Unknown — "Victory with Cornucopia (Chariot Attachment)" (40–68 CE), CC0
Tugend verlangt Schweiß.
Musonius Rufus betont in seinen Vorträgen (Diskurs VI): «ἡ ἄσκησις τὴν ἀρετὴν ἐμποιεῖ, οὐχ ἡ θεωρία» — «Praxis pflanzt die Tugend ein, nicht die Theorie.» Er sagt es öffentlich und sticht damit jeden Philosophen, der nur gut reden kann.
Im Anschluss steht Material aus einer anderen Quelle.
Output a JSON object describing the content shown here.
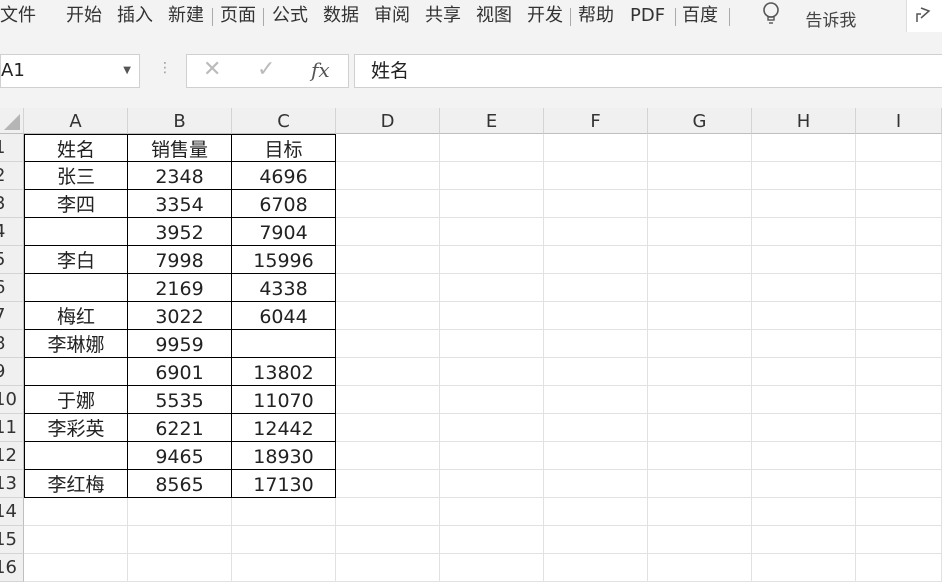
{
  "menu_tabs": [
    "文件",
    "开始",
    "插入",
    "新建",
    "页面",
    "公式",
    "数据",
    "审阅",
    "共享",
    "视图",
    "开发",
    "帮助",
    "PDF",
    "百度"
  ],
  "tell_me": "告诉我",
  "name_box": "A1",
  "formula_value": "姓名",
  "fx_label": "fx",
  "columns": [
    "A",
    "B",
    "C",
    "D",
    "E",
    "F",
    "G",
    "H",
    "I"
  ],
  "rows": [
    "1",
    "2",
    "3",
    "4",
    "5",
    "6",
    "7",
    "8",
    "9",
    "10",
    "11",
    "12",
    "13",
    "14",
    "15",
    "16"
  ],
  "table": [
    [
      "姓名",
      "销售量",
      "目标"
    ],
    [
      "张三",
      "2348",
      "4696"
    ],
    [
      "李四",
      "3354",
      "6708"
    ],
    [
      "",
      "3952",
      "7904"
    ],
    [
      "李白",
      "7998",
      "15996"
    ],
    [
      "",
      "2169",
      "4338"
    ],
    [
      "梅红",
      "3022",
      "6044"
    ],
    [
      "李琳娜",
      "9959",
      ""
    ],
    [
      "",
      "6901",
      "13802"
    ],
    [
      "于娜",
      "5535",
      "11070"
    ],
    [
      "李彩英",
      "6221",
      "12442"
    ],
    [
      "",
      "9465",
      "18930"
    ],
    [
      "李红梅",
      "8565",
      "17130"
    ]
  ]
}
Warum Wissen allein nicht reicht.
Für Musonius macht Lesen über Tapferkeit dich nicht tapfer, und Reden über Gerechtigkeit macht dich nicht gerecht. Philosophie ist etwas, das man tut—immer und immer wieder—bis die Gewohnheit so echt ist wie Schwielen an den Händen. Rom hatte genug Schönredner. Musonius wollte Beweise.
In Rom war Philosophie Statussymbol. Musonius drehte das um: Nur was du wirklich tust, zählt. Seine Worte brennen in einer Welt, die sich gern gut anhört.